Intel Brings Delayed Tech to Server, Ready for ‘Huge Build-Out’
Intel is trying to respond to a renewed challenge from Advanced Micro Devices Inc., a company it had banished to less than 1% share in the lucrative server processor market. Intel plans to be “super aggressive” in competing, according to Navin Shenoy, who heads the Santa Clara, California-based company’s data center business.
April 6, 2021
(Bloomberg) -- Intel Corp., the world’s largest chipmaker, said it’s offering a revamped version of its Xeon range in time for what it sees as the “biggest build-out of technology infrastructure in human history. ”
The company has struggled with updating its manufacturing – a key part of improving the ability of processors – and is now bringing a technology called 10 nanometer to server chips. The new versions perform, on average, 46% better than their predecessors, Intel said Tuesday.
Intel is trying to respond to a renewed challenge from Advanced Micro Devices Inc., a company it had banished to less than 1% share in the lucrative server processor market. Intel plans to be “super aggressive” in competing, according to Navin Shenoy, who heads the Santa Clara, California-based company’s data center business.
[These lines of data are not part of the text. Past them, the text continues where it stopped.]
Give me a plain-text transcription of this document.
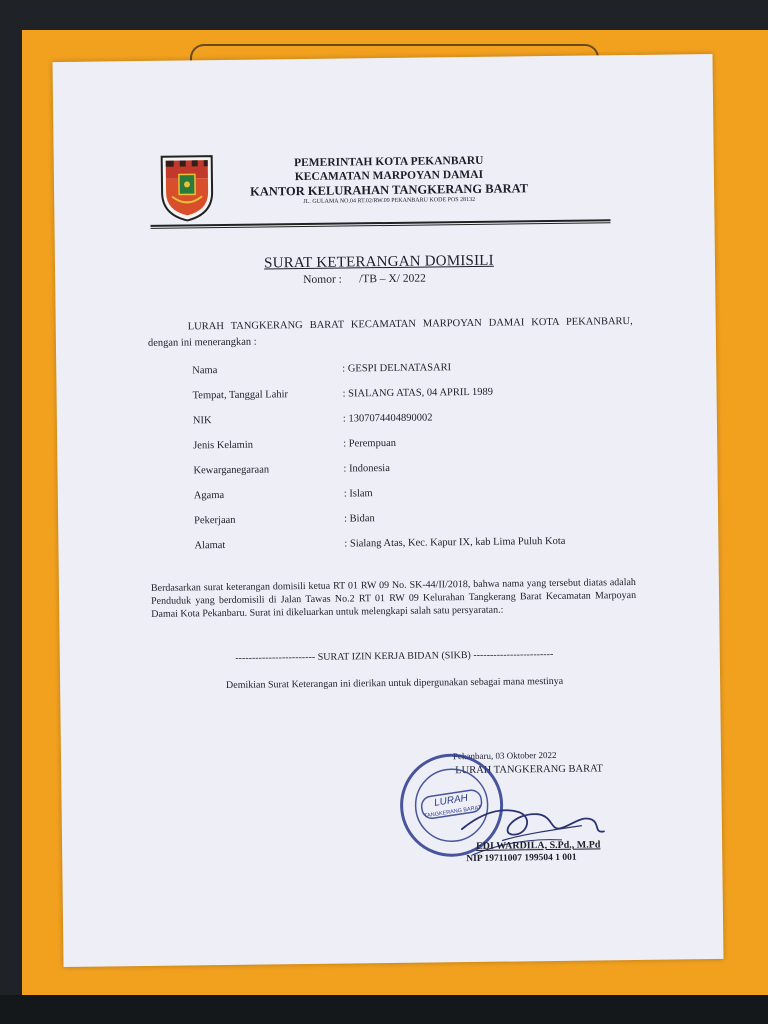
PEMERINTAH KOTA PEKANBARU
KECAMATAN MARPOYAN DAMAI
KANTOR KELURAHAN TANGKERANG BARAT
JL. GULAMA NO.04 RT.02/RW.09 PEKANBARU KODE POS 28132
SURAT KETERANGAN DOMISILI
Nomor :      /TB – X/ 2022
LURAH TANGKERANG BARAT KECAMATAN MARPOYAN DAMAI KOTA PEKANBARU, dengan ini menerangkan :
Nama	: GESPI DELNATASARI
Tempat, Tanggal Lahir	: SIALANG ATAS, 04 APRIL 1989
NIK	: 1307074404890002
Jenis Kelamin	: Perempuan
Kewarganegaraan	: Indonesia
Agama	: Islam
Pekerjaan	: Bidan
Alamat	: Sialang Atas, Kec. Kapur IX, kab Lima Puluh Kota
Berdasarkan surat keterangan domisili ketua RT 01 RW 09 No. SK-44/II/2018, bahwa nama yang tersebut diatas adalah Penduduk yang berdomisili di Jalan Tawas No.2 RT 01 RW 09 Kelurahan Tangkerang Barat Kecamatan Marpoyan Damai Kota Pekanbaru. Surat ini dikeluarkan untuk melengkapi salah satu persyaratan.:
------------------------ SURAT IZIN KERJA BIDAN (SIKB) ------------------------
Demikian Surat Keterangan ini dierikan untuk dipergunakan sebagai mana mestinya
Pekanbaru, 03 Oktober 2022
LURAH TANGKERANG BARAT
LURAH
TANGKERANG BARAT
EDI WARDILA, S.Pd., M.Pd
NIP 19711007 199504 1 001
Intel chips using the 10-nanometer process were initially scheduled to debut in 2017. Difficulties in making that technology work economically caused multiple push backs. That holdup allowed AMD to field processors, made by contract manufacturer Taiwan Semiconductor Manufacturing Co., that it touts as more advanced than Intel’s products.
The manufacturing delays were among the issues that plagued the once-dominant chipmaker, sending its stock down almost 17% last year and leading to the appointment in February of Pat Gelsinger as chief executive officer. Gelsinger, a former longtime Intel executive who left in 2009, last month announced a new strategy to revive the company’s technological prowess.
Shenoy said that regardless of the competitive dynamics, Intel’s new flagship is being rolled out at a time of unprecedented demand for computer and networking infrastructure. The pandemic helped accelerate what the technology industry is calling the digitization of the economy.
“We believe we’re headed for the biggest build-out of technology infrastructure in human history,” he said in an interview. “We’re seeing that in real time.”
Shenoy said the changes in the economy are profound, and not just confined to the effects of the pandemic. For example, online conference calls have replaced air travel, hotel use and the need for rental cars, he said. The use of computing over the internet in the cloud and the building of fifth generation, or 5G, cellular networks will change multiple industries and spur demand.
The new Intel chips will have as many as 40 computing cores built into one piece of silicon. They’ll also be able to access much more memory, a bottleneck for server performance, the company said.
Shenoy said Intel’s unique strength is its ability to offer a range of chips – memory and artificial intelligence software accelerators – that customers need as much as bumps in processor speed.